In her Thursday TED Talk — “The Price of Shame” — Monica Lewinsky addressed cyberbullying and the necessity of taking back control of her narrative.
“Like me, at 22, a few of you may also have taken wrong turns by falling in love with the wrong person. Maybe even your boss. Unlike me, though, your boss probably wasn’t the president of the United States of America,” she said. Lewinsky detailed the pain of suddenly finding herself a publicly humiliated figure, which led to a decade of public silence. She reemerged in the public eye last May, penning an essay for Vanity Fair about the aftermath of her affair with Bill Clinton.
Lewinsky called herself “patient zero” of internet-shaming: Her story was leaked to the website Drudge Report when Newsweek delayed its publication, leading the New York Times to suggest that it was first time a story of such consequence broke online.

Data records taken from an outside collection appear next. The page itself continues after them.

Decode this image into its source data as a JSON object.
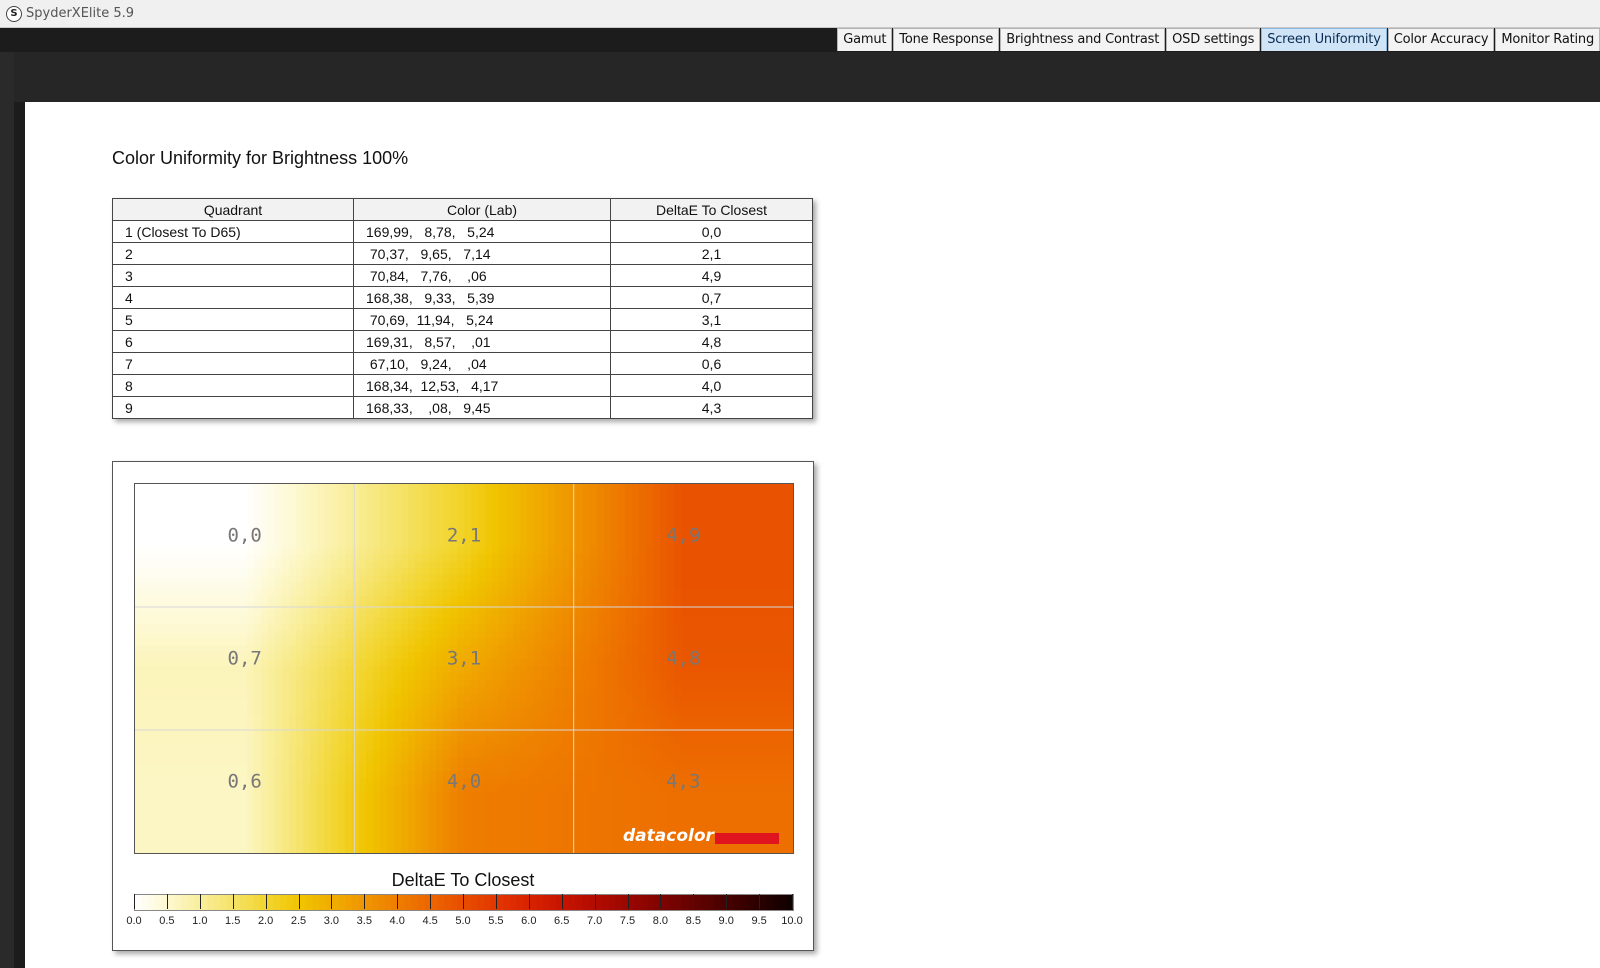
{
  "window": {
    "app_title": "SpyderXElite 5.9",
    "app_icon": "S"
  },
  "tabs": [
    {
      "label": "Gamut",
      "active": false
    },
    {
      "label": "Tone Response",
      "active": false
    },
    {
      "label": "Brightness and Contrast",
      "active": false
    },
    {
      "label": "OSD settings",
      "active": false
    },
    {
      "label": "Screen Uniformity",
      "active": true
    },
    {
      "label": "Color Accuracy",
      "active": false
    },
    {
      "label": "Monitor Rating",
      "active": false
    }
  ],
  "page": {
    "heading": "Color Uniformity for Brightness 100%"
  },
  "table": {
    "headers": [
      "Quadrant",
      "Color (Lab)",
      "DeltaE To Closest"
    ],
    "rows": [
      {
        "quadrant": "1 (Closest To D65)",
        "lab": "169,99,   8,78,   5,24",
        "deltae": "0,0"
      },
      {
        "quadrant": "2",
        "lab": " 70,37,   9,65,   7,14",
        "deltae": "2,1"
      },
      {
        "quadrant": "3",
        "lab": " 70,84,   7,76,    ,06",
        "deltae": "4,9"
      },
      {
        "quadrant": "4",
        "lab": "168,38,   9,33,   5,39",
        "deltae": "0,7"
      },
      {
        "quadrant": "5",
        "lab": " 70,69,  11,94,   5,24",
        "deltae": "3,1"
      },
      {
        "quadrant": "6",
        "lab": "169,31,   8,57,    ,01",
        "deltae": "4,8"
      },
      {
        "quadrant": "7",
        "lab": " 67,10,   9,24,    ,04",
        "deltae": "0,6"
      },
      {
        "quadrant": "8",
        "lab": "168,34,  12,53,   4,17",
        "deltae": "4,0"
      },
      {
        "quadrant": "9",
        "lab": "168,33,    ,08,   9,45",
        "deltae": "4,3"
      }
    ]
  },
  "chart_data": {
    "type": "heatmap",
    "grid_labels": [
      [
        "0,0",
        "2,1",
        "4,9"
      ],
      [
        "0,7",
        "3,1",
        "4,8"
      ],
      [
        "0,6",
        "4,0",
        "4,3"
      ]
    ],
    "grid_values": [
      [
        0.0,
        2.1,
        4.9
      ],
      [
        0.7,
        3.1,
        4.8
      ],
      [
        0.6,
        4.0,
        4.3
      ]
    ],
    "legend_title": "DeltaE To Closest",
    "scale_ticks": [
      "0.0",
      "0.5",
      "1.0",
      "1.5",
      "2.0",
      "2.5",
      "3.0",
      "3.5",
      "4.0",
      "4.5",
      "5.0",
      "5.5",
      "6.0",
      "6.5",
      "7.0",
      "7.5",
      "8.0",
      "8.5",
      "9.0",
      "9.5",
      "10.0"
    ],
    "scale_range": [
      0,
      10
    ],
    "colorscale": [
      "#ffffff",
      "#fdf8cf",
      "#f9ee9b",
      "#f5e266",
      "#f2d52f",
      "#f0c400",
      "#f0ad00",
      "#ef9500",
      "#ee7d00",
      "#ec6500",
      "#e84d00",
      "#e23600",
      "#d82200",
      "#c71400",
      "#b20c00",
      "#9a0600",
      "#7f0300",
      "#630200",
      "#460100",
      "#2a0000",
      "#0d0000"
    ],
    "watermark": "datacolor",
    "watermark_color": "#e0141e"
  }
}
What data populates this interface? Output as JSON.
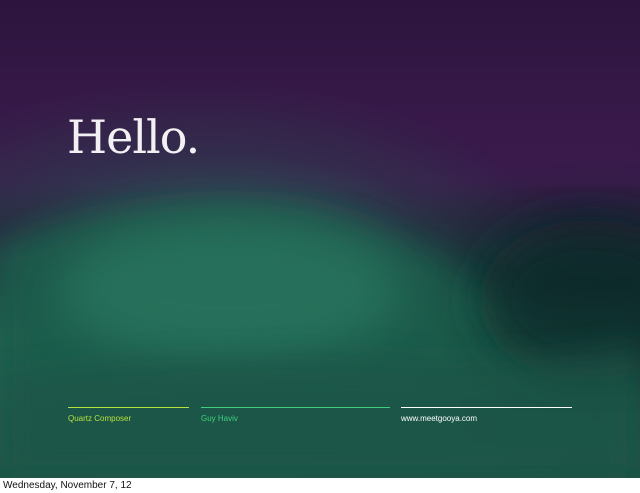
{
  "slide": {
    "title": "Hello.",
    "footer": [
      {
        "label": "Quartz Composer",
        "color": "#b6e23c"
      },
      {
        "label": "Guy Haviv",
        "color": "#3fcf7a"
      },
      {
        "label": "www.meetgooya.com",
        "color": "#ffffff"
      }
    ]
  },
  "caption": "Wednesday, November 7, 12",
  "colors": {
    "purple": "#3a1a4c",
    "green": "#1e5c4d",
    "title_text": "#f3f0f4"
  }
}
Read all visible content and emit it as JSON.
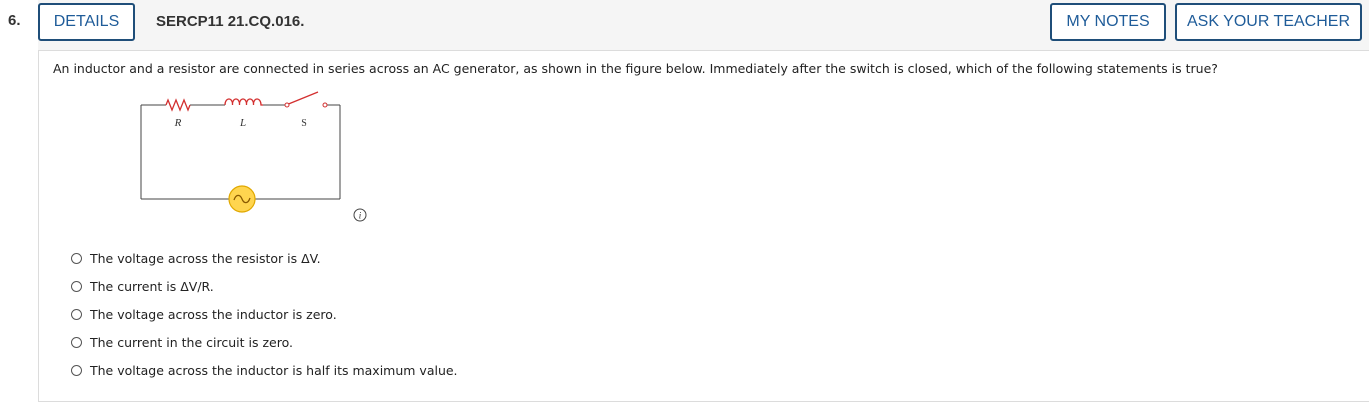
{
  "question": {
    "number": "6.",
    "details_label": "DETAILS",
    "id": "SERCP11 21.CQ.016.",
    "my_notes_label": "MY NOTES",
    "ask_teacher_label": "ASK YOUR TEACHER",
    "prompt": "An inductor and a resistor are connected in series across an AC generator, as shown in the figure below. Immediately after the switch is closed, which of the following statements is true?"
  },
  "figure": {
    "labels": {
      "resistor": "R",
      "inductor": "L",
      "switch": "S"
    },
    "colors": {
      "components": "#d32f2f",
      "wire": "#444444",
      "source_fill": "#ffd54f",
      "source_stroke": "#e0a800"
    }
  },
  "choices": [
    {
      "label": "The voltage across the resistor is ΔV."
    },
    {
      "label": "The current is ΔV/R."
    },
    {
      "label": "The voltage across the inductor is zero."
    },
    {
      "label": "The current in the circuit is zero."
    },
    {
      "label": "The voltage across the inductor is half its maximum value."
    }
  ],
  "icons": {
    "info": "info-icon"
  },
  "colors": {
    "button_border": "#1f4e79",
    "button_text": "#1f5c99",
    "header_bg": "#f5f5f5"
  }
}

Lewinsky recalled being branded a tramp, a slut, a whore, and a bimbo; she became the butt of jokes on every late-night talk show. “Now I admit I made mistakes — especially wearing that beret — but the attention and judgment that I received — not the story, but that I personally received — was unprecedented,” she said.
She acknowledged how normalized online bullying and shaming has become, while also pointing out the continued human consequences. (Like the 2010 death of Tyler Clementi, a gay Rutgers student who committed suicide after being cyberbullied.)
Before an audience of 1,400, Lewinsky called for an end to public shame fueled by the internet, calling it “a blood sport [that] has to stop.”